Question and visualize metrics in CloudWatch
Full the next steps to question and visualize metrics on the CloudWatch console:
- On the CloudWatch console, select All metrics within the navigation pane.
- Beneath Customized namespaces, select Glue.
- Select Observability Metrics (or Observability Metrics Per Supply, or Observability Metrics Per Sink).
- Seek for and choose the precise metric identify, job identify, job run ID, and observability group.
- On the Graphed metrics tab, configure your most popular statistic, interval, and so forth.
Question metrics utilizing the AWS CLI
Full the next steps for querying utilizing the AWS CLI (for this instance, we question the employee utilization metric):
- Create a metric definition JSON file (present your AWS Glue job identify and job run ID):
- Run the
get-metric-data
command:
Create a CloudWatch alarm
You’ll be able to create static threshold-based alarms for the totally different metrics.

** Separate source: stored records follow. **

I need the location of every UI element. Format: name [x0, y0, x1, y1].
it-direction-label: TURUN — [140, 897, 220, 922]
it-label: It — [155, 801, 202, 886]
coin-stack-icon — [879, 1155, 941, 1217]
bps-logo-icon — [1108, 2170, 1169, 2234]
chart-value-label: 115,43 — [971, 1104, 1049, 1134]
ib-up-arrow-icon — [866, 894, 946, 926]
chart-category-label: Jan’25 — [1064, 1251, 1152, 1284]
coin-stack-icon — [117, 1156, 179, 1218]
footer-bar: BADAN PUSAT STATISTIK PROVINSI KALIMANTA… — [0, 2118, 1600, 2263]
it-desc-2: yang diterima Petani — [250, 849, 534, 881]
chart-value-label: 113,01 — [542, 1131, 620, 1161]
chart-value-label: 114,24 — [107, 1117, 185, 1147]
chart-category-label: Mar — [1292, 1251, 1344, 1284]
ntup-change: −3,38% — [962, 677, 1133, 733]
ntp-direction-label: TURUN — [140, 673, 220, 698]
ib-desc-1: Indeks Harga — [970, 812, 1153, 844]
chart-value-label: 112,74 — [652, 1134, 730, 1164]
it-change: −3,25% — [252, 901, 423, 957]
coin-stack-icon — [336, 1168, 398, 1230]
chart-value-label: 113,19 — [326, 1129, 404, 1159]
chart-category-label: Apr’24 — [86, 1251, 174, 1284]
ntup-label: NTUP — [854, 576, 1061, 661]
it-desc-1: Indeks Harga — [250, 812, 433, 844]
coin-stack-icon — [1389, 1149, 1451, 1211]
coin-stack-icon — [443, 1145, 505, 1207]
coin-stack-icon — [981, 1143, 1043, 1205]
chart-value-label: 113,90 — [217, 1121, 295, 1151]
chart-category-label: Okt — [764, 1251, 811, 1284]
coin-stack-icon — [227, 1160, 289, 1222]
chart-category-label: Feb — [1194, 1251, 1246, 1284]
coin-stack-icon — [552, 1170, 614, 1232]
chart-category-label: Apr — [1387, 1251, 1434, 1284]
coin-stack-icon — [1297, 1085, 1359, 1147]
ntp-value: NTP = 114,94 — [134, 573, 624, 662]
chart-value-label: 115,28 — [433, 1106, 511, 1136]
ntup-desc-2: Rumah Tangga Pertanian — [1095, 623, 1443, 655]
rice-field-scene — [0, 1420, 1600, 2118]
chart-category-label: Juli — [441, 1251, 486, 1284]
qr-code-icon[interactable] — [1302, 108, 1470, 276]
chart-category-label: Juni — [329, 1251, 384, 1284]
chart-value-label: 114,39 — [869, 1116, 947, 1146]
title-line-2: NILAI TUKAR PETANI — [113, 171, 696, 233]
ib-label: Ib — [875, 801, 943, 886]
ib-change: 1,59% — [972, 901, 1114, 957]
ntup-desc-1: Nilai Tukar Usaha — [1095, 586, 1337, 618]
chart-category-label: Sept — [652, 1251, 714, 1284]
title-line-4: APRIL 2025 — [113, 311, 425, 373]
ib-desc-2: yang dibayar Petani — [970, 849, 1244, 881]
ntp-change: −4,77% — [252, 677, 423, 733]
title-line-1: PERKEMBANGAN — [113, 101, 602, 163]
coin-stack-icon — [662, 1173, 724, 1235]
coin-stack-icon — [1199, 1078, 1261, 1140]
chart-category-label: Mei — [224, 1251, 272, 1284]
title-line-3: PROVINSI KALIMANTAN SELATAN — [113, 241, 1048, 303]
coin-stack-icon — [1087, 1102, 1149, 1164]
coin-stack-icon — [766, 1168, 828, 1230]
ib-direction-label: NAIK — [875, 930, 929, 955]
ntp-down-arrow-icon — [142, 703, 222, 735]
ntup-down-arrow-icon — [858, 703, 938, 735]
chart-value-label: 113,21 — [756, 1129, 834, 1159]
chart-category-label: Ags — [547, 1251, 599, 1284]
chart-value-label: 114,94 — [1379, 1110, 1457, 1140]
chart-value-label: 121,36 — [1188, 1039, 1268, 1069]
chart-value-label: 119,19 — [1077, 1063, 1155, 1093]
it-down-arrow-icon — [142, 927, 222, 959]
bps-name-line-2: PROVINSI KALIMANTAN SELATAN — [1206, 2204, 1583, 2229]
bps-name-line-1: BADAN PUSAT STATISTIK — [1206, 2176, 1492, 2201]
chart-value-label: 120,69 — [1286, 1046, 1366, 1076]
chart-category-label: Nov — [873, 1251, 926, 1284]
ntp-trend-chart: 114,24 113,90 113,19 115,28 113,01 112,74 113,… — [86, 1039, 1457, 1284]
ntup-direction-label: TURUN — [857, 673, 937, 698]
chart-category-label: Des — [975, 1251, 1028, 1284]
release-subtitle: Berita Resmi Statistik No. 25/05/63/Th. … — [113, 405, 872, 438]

For directions, check with Create a CloudWatch alarm based mostly on a static threshold.
For instance, for skewness, you’ll be able to set an alarm for skewness.stage
with a threshold of 1.0, and skewness.job
with a threshold of 0.5. This threshold is only a advice; you’ll be able to modify the edge based mostly in your particular use case (for instance, some jobs are anticipated to be skewed and it’s not a problem to be alarmed for). Our advice is to guage the metric values of your job runs for a while earlier than qualifying the anomalous values and configuring the thresholds to alarm.
Different enhanced metrics
For a full checklist of different enhanced metrics accessible with AWS Glue jobs, check with Monitoring with AWS Glue Observability metrics. These metrics can help you seize the operational insights of your jobs, similar to useful resource utilization (reminiscence and disk), normalized error courses similar to compilation and syntax, consumer or service errors, and throughput for every supply or sink (information, information, partitions, and bytes learn or written).
Job observability dashboards
You’ll be able to additional simplify observability on your AWS Glue jobs utilizing dashboards for the perception metrics that allow real-time monitoring utilizing Amazon Managed Grafana, and allow visualization and evaluation of tendencies with Amazon QuickSight.
Conclusion
This publish demonstrated how the brand new enhanced CloudWatch metrics allow you to monitor and debug AWS Glue jobs. With these enhanced metrics, you’ll be able to extra simply establish and troubleshoot points in actual time. This leads to AWS Glue jobs that have greater uptime, quicker processing, and diminished expenditures. The top profit for you is simpler and optimized AWS Glue for Apache Spark workloads. The metrics can be found in all AWS Glue supported Areas. Test it out!
In regards to the Authors
Noritaka Sekiyama is a Principal Huge Knowledge Architect on the AWS Glue group. He’s liable for constructing software program artifacts to assist prospects. In his spare time, he enjoys biking together with his new street bike.
Shenoda Guirguis is a Senior Software program Improvement Engineer on the AWS Glue group. His ardour is in constructing scalable and distributed Knowledge Infrastructure/Processing Techniques. When he will get an opportunity, Shenoda enjoys studying and enjoying soccer.
Sean Ma is a Principal Product Supervisor on the AWS Glue group. He has an 18+ yr monitor file of innovating and delivering enterprise merchandise that unlock the facility of knowledge for customers. Outdoors of labor, Sean enjoys scuba diving and school soccer.
Mohit Saxena is a Senior Software program Improvement Supervisor on the AWS Glue group. His group focuses on constructing distributed programs to allow prospects with interactive and easy to make use of interfaces to effectively handle and rework petabytes of knowledge seamlessly throughout knowledge lakes on Amazon S3, databases and data-warehouses on cloud.